The shell is the outer part of the furnace. This houses the crucible and the inductor coils, and has higher thermal capacity. It is made of rectangular parallelepiped with low carbon steel plate and joined at the corners by edge carriers from angular pieces and strips of non-magnetic metal.
The cooling system is normally a through one way flow system with the tubular copper coils connected to water source through flexible rubber hoses. The cooling process is important because the circuit of the furnace appears resistive, and the real power is not only consumed in the charged material but also in the resistance of the coil. This coil loss as well as the loss of heat conducted from the charge through the refractory crucible requires the coil to be cooled with water as the cooling medium to prevent undue temperature rise of the copper coils.
The induction coil is a tubular copper coil with specific number of turns. An alternating current (AC) passes through it and magnetic flux is generated within the conductor. The magnetic flux generated induces eddy currents that enable the heating and subsequently the melting process in the crucible.
Raw materials and energy source
Steel melting scrap, direct reduced iron and pig iron/cast irons are the input raw materials for an induction furnace. The ratio of these items and the technology of melting these input materials varies according to the availability of raw materials and location of the plant. Further selected raw materials is required for the production of specific quality steel. For better and efficient operation of melting in induction furnace, raw material charge must fulfill the following criteria.
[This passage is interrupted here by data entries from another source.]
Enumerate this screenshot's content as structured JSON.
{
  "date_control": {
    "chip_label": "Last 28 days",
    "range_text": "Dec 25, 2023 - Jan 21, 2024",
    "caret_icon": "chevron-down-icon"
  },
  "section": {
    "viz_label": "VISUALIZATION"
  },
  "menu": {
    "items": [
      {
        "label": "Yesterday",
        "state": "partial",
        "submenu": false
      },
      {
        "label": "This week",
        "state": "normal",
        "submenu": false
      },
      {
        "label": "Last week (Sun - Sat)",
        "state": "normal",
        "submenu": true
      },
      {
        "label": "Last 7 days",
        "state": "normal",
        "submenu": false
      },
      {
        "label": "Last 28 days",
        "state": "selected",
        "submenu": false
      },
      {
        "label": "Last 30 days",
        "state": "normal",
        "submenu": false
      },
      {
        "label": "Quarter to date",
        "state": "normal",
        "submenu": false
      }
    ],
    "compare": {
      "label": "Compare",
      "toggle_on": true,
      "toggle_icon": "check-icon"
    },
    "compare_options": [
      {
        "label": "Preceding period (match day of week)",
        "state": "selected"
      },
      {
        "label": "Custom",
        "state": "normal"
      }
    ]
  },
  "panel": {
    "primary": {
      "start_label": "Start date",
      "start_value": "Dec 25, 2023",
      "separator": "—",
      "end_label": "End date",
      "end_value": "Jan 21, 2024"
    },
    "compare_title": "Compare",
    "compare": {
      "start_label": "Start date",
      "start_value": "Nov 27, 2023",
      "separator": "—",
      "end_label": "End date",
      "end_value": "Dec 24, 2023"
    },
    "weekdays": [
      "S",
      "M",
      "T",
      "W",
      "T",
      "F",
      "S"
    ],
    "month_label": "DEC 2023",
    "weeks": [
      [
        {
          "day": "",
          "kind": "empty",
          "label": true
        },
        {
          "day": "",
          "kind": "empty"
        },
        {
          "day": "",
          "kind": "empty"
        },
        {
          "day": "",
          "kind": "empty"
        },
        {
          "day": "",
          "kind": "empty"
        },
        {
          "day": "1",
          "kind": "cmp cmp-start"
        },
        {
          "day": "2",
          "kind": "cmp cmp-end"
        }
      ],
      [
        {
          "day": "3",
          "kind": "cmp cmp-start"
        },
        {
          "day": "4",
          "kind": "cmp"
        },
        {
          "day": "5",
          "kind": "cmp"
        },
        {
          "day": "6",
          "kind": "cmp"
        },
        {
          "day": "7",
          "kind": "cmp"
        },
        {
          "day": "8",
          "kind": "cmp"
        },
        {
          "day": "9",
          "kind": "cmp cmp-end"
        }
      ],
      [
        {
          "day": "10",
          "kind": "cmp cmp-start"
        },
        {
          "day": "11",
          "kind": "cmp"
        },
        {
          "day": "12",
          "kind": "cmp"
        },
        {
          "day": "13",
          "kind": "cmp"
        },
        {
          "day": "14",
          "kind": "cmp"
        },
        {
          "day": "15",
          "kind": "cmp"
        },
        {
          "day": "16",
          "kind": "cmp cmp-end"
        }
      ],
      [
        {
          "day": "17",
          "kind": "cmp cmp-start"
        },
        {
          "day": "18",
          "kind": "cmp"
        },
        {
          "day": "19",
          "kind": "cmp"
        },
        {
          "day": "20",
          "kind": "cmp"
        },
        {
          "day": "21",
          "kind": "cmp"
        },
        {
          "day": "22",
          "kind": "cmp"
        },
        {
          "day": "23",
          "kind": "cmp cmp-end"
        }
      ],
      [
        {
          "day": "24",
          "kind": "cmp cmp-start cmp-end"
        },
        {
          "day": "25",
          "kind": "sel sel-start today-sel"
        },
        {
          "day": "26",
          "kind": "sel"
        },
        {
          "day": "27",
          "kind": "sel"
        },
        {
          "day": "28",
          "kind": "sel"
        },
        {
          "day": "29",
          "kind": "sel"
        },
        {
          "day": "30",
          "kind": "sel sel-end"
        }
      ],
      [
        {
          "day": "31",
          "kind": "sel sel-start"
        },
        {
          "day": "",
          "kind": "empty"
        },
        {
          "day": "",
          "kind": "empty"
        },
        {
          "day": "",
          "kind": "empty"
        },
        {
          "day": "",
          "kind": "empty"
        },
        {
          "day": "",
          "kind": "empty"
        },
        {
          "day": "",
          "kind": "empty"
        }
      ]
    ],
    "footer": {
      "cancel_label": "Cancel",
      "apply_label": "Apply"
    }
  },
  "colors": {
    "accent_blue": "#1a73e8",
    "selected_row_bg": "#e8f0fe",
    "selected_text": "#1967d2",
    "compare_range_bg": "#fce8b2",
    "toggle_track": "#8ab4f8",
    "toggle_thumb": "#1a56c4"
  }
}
It must be clean. Rust, oil, grease, and sand etc. should preferably be nil.
There are no or less sharp pointed edges, particularly in case of heavy and bulky scrap.
It must be segregated from harmful ingredients like explosives, closed containers, evaporative substances and readily available in chargeable sizes on the shop floor.
It must be metallurgically clean, i.e. free from slag lumps, oxides etc., particularly for direct reduced iron, skull and ferro alloys.
It must be as dense as possible. Compaction of scrap is important for ensuring uniform and rapid heating as well as for energy saving.
Electricity is the only energy source for steel melting in the induction furnace. Induction furnace is to run at maximum power since beginning. There are some misconception of running furnace at low tap initially and then gradually increase to higher tap. Maximum power input increases rate of melting and hence reduces cycle time of a heat. Power factor to be maintained near to one.
Drop of voltage from the source also to be monitored for better energy efficiency. Further power consumption rate is dependent on the furnace size and it is lowered as the furnace capacity is increased approximately up to 15 to 17 tons and thereafter consumption rate remains almost constant at around 600 kWh/ton.